Description
Roland Giguère est le seul créateur lauréat de deux Prix du Québec. Et, qui plus est, l’année même où il obtenait le prix Paul-Émile-Borduas, il était finaliste au prix Athanase-David (qui lui reviendra en 1999). C’est que, chez cet ami d’Albert Dumouchel, il y a toujours eu interpénétration des deux modes d’expression que sont le verbal et le non-verbal, « un continuel va-et-vient, comme l’écrit François Charron, entre l’étrangeté de la langue et la magie du dessin ». Manifestement, Giguère peint comme il écrit ; et vice versa…
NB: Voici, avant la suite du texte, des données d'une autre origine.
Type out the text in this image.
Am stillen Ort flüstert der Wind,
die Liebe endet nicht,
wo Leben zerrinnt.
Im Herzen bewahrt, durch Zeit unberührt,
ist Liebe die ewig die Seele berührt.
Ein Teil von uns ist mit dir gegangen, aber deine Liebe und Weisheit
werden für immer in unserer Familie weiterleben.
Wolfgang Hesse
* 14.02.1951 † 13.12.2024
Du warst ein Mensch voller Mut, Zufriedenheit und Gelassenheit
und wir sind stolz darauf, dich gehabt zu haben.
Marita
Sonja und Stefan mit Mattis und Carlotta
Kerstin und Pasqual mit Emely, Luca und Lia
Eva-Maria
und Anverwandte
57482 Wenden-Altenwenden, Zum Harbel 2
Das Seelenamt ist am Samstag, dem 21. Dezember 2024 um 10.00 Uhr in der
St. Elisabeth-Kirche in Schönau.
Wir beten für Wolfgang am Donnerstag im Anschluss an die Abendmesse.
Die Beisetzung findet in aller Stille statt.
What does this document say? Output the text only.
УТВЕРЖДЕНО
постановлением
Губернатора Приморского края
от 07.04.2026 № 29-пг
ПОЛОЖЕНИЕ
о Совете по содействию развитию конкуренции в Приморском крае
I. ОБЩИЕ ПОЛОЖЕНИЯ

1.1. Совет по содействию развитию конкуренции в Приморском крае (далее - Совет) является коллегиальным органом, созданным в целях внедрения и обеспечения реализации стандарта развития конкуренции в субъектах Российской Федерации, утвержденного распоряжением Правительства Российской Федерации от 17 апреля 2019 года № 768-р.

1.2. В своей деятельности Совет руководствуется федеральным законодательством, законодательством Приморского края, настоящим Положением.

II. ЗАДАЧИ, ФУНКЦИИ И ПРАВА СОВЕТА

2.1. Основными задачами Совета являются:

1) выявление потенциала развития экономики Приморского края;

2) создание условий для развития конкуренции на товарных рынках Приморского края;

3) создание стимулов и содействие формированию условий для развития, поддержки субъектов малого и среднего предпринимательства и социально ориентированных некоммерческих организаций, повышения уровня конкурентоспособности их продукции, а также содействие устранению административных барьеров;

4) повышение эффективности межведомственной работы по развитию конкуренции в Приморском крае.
Son activité littéraire est antérieure à son activité picturale, et Giguère convient que celle-ci est tributaire de celle-là. Il n’a jamais caché son indifférence devant « une certaine peinture rétinienne » : « Ce qui m’intéresse dans la peinture, c’est ce qu’elle peut suggérer, ce qu’elle peut dire et non ce qu’elle peut montrer. » Il est significatif que la transposition de ses conceptions littéraires en conceptions picturales se soit faite très lentement au fil des années, les petits dessins qui enluminaient les cahiers de poèmes devenant peu à peu des compositions graphiques et chromatiques, où la poésie ne subsistait littéralement que dans les titres. De là aussi le fait que l’évolution de ces deux modes d’expression chez Giguère suive des voies différentes : les poèmes publiés après 1965 dénotent une épuration certaine de l’écriture, tandis que les encres manifestent de plus en plus un foisonnement inédit des formes et des couleurs ; comme si le peintre, plus que le poète, était encore en période d’exploration de son langage…
Roland Giguère – qui situe sa vraie naissance vers l’âge de 17 ans, au moment où il découvre Éluard – n’expose pour la première fois, à la galerie L’Actuelle, qu’en 1955 et, en 1966, le tout nouveau Musée d’art contemporain de Montréal consacre une exposition importante à ses toiles de la série Pouvoir du noir, le meilleur cru de l’artiste aux yeux des puristes.
Comme son ami Léon Bellefleur, Roland Giguère fait de longs séjours à Paris, à partir de 1954, au cours desquels il rencontre André Breton ; il participe également aux activités du Mouvement surréaliste et, surtout, à celles du groupe Phases, un rejeton du cercle de Breton, mais plus international et moins doctrinaire.